In the opinion of the present authors, long COVID represents a major public-health problem, both because of its incidence in patients with SARS-CoV-2 infection and because of the lack of effective therapeutic strategies to date [20]. Published literature regarding the possible treatment is still limited, and studies published until now were limited by lack of homogeneity owing to varying study designs, settings, populations, follow-up period and symptoms description. Potentially, mass vaccination and the use of new therapies aimed at rapidly reducing viral load and limiting disease progression could play a crucial role in preventing long COVID and long-term symptoms persistence, but future studies are urgently needed. In addition to characteristics of patients, the SARS-CoV-2 variant of concern involved in acute infection is often missing, but it may also play an important role in the type of symptoms that occur in long COVID.

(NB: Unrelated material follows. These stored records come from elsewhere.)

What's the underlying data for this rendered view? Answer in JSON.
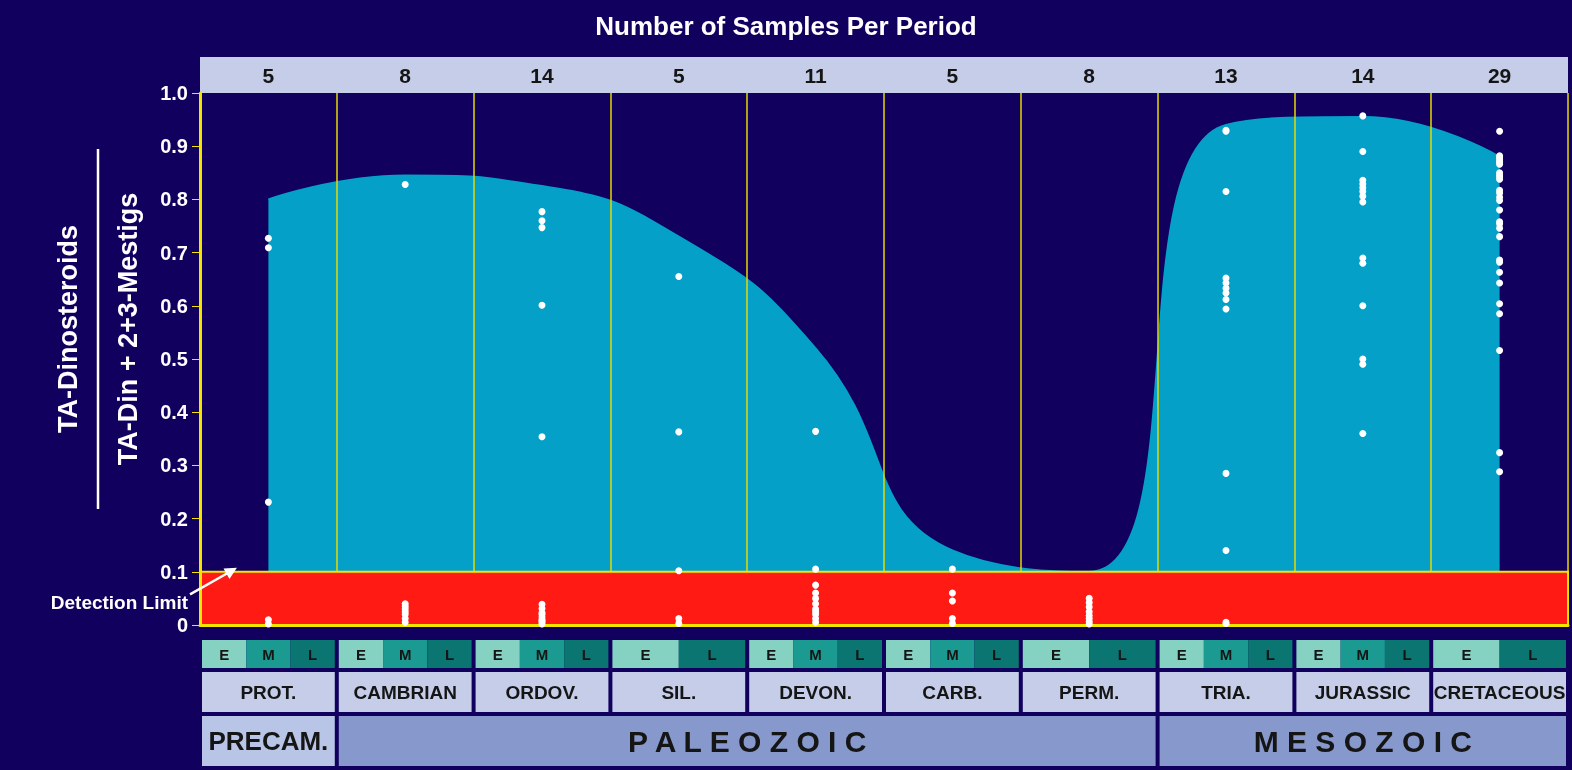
{
  "chart_data": {
    "type": "area",
    "title": "Number of Samples Per Period",
    "ylabel": "TA-Dinosteroids\nTA-Din + 2+3-Mestigs",
    "categories": [
      "PROT.",
      "CAMBRIAN",
      "ORDOV.",
      "SIL.",
      "DEVON.",
      "CARB.",
      "PERM.",
      "TRIA.",
      "JURASSIC",
      "CRETACEOUS"
    ],
    "series": [
      {
        "color": "#04a0c8",
        "values": [
          0.8,
          0.845,
          0.825,
          0.73,
          0.52,
          0.14,
          0.1,
          0.94,
          0.955,
          0.88
        ]
      },
      {
        "type": "scatter",
        "color": "#ffffff",
        "x": [
          "PROT.",
          "PROT.",
          "PROT.",
          "PROT.",
          "PROT.",
          "CAMBRIAN",
          "CAMBRIAN",
          "CAMBRIAN",
          "CAMBRIAN",
          "CAMBRIAN",
          "CAMBRIAN",
          "CAMBRIAN",
          "CAMBRIAN",
          "ORDOV.",
          "ORDOV.",
          "ORDOV.",
          "ORDOV.",
          "ORDOV.",
          "ORDOV.",
          "ORDOV.",
          "ORDOV.",
          "ORDOV.",
          "ORDOV.",
          "ORDOV.",
          "ORDOV.",
          "ORDOV.",
          "ORDOV.",
          "SIL.",
          "SIL.",
          "SIL.",
          "SIL.",
          "SIL.",
          "DEVON.",
          "DEVON.",
          "DEVON.",
          "DEVON.",
          "DEVON.",
          "DEVON.",
          "DEVON.",
          "DEVON.",
          "DEVON.",
          "DEVON.",
          "DEVON.",
          "CARB.",
          "CARB.",
          "CARB.",
          "CARB.",
          "CARB.",
          "PERM.",
          "PERM.",
          "PERM.",
          "PERM.",
          "PERM.",
          "PERM.",
          "PERM.",
          "PERM.",
          "TRIA.",
          "TRIA.",
          "TRIA.",
          "TRIA.",
          "TRIA.",
          "TRIA.",
          "TRIA.",
          "TRIA.",
          "TRIA.",
          "TRIA.",
          "TRIA.",
          "TRIA.",
          "TRIA.",
          "JURASSIC",
          "JURASSIC",
          "JURASSIC",
          "JURASSIC",
          "JURASSIC",
          "JURASSIC",
          "JURASSIC",
          "JURASSIC",
          "JURASSIC",
          "JURASSIC",
          "JURASSIC",
          "JURASSIC",
          "JURASSIC",
          "JURASSIC",
          "CRETACEOUS",
          "CRETACEOUS",
          "CRETACEOUS",
          "CRETACEOUS",
          "CRETACEOUS",
          "CRETACEOUS",
          "CRETACEOUS",
          "CRETACEOUS",
          "CRETACEOUS",
          "CRETACEOUS",
          "CRETACEOUS",
          "CRETACEOUS",
          "CRETACEOUS",
          "CRETACEOUS",
          "CRETACEOUS",
          "CRETACEOUS",
          "CRETACEOUS",
          "CRETACEOUS",
          "CRETACEOUS",
          "CRETACEOUS",
          "CRETACEOUS",
          "CRETACEOUS",
          "CRETACEOUS",
          "CRETACEOUS",
          "CRETACEOUS",
          "CRETACEOUS",
          "CRETACEOUS",
          "CRETACEOUS",
          "CRETACEOUS"
        ],
        "values": [
          0.709,
          0.727,
          0.231,
          0.01,
          0.002,
          0.828,
          0.04,
          0.035,
          0.03,
          0.025,
          0.02,
          0.012,
          0.005,
          0.777,
          0.76,
          0.747,
          0.601,
          0.354,
          0.039,
          0.031,
          0.023,
          0.02,
          0.015,
          0.01,
          0.008,
          0.005,
          0.002,
          0.655,
          0.363,
          0.102,
          0.012,
          0.003,
          0.364,
          0.105,
          0.075,
          0.06,
          0.05,
          0.04,
          0.03,
          0.025,
          0.02,
          0.012,
          0.005,
          0.105,
          0.06,
          0.045,
          0.012,
          0.003,
          0.05,
          0.042,
          0.034,
          0.025,
          0.018,
          0.012,
          0.006,
          0.002,
          0.93,
          0.928,
          0.815,
          0.652,
          0.643,
          0.633,
          0.624,
          0.612,
          0.594,
          0.285,
          0.14,
          0.005,
          0.003,
          0.957,
          0.89,
          0.836,
          0.829,
          0.822,
          0.815,
          0.806,
          0.795,
          0.69,
          0.68,
          0.6,
          0.5,
          0.49,
          0.36,
          0.928,
          0.882,
          0.876,
          0.879,
          0.871,
          0.866,
          0.846,
          0.842,
          0.838,
          0.817,
          0.812,
          0.804,
          0.798,
          0.78,
          0.758,
          0.754,
          0.746,
          0.73,
          0.686,
          0.682,
          0.663,
          0.643,
          0.604,
          0.585,
          0.516,
          0.324,
          0.288,
          0.87,
          0.85
        ]
      }
    ],
    "ylim": [
      0,
      1
    ],
    "yticks": [
      0,
      0.1,
      0.2,
      0.3,
      0.4,
      0.5,
      0.6,
      0.7,
      0.8,
      0.9,
      {
        "value": 1,
        "label": "1.0"
      }
    ],
    "grid": "x",
    "bands": [
      {
        "axis": "y",
        "from": 0,
        "to": 0.1,
        "label": "Detection Limit",
        "color": "#ff1a14"
      }
    ],
    "annotations": [
      "5",
      "8",
      "14",
      "5",
      "11",
      "5",
      "8",
      "13",
      "14",
      "29",
      "E M L",
      "E M L",
      "E M L",
      "E L",
      "E M L",
      "E M L",
      "E L",
      "E M L",
      "E M L",
      "E L",
      "PRECAM.",
      "P A L E O Z O I C",
      "M E S O Z O I C"
    ]
  }
}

The results of our systematic review with meta-analysis must be interpreted within its limitations. First, some long COVID symptoms may be missing because they were not identified and not investigated in patient questionnaires. This limitation determines the need to standardize questionnaires and to better define some symptoms as follows: for example, the symptom “fatigue” may be exaggerated by some patients or underestimated by others. The use of objective and precise scales, such as the Visual Analogue Scale for pain or the Fatigue Assessment Scale for fatigue would facilitate harmonization of symptom descriptions. The studies included in this meta-analysis often used only self-reported information or physical examination. Second, all the outcomes were characterized by a high heterogeneity, only partly explained by our meta-regression or sensitivity analyses. These findings suggest that other factors are probably important in determining a higher or lower incidence of long COVID. Unfortunately, we were not able to explore the role of vaccinations on the incidence of long COVID: further studies are urgently needed in this sense. Another important problem is the presence of publication bias in our findings, likely owing to the choice to screen papers written only in English and the fact that only two databases were screened [29]. Finally, the maximum follow-up reported by the studies included in our systematic review was only one year. Future studies are needed regarding long-term consequences of COVID-19.

In conclusion, our systematic review and meta-analysis indicates that long COVID is a common condition in patients who have been infected with SARS-CoV-2 and often regardless of the severity of the acute illness. Therefore, more long-term studies are needed to understand the real long-term impact on quality of life, but also to develop optimal therapeutic and long COVID prevention strategies.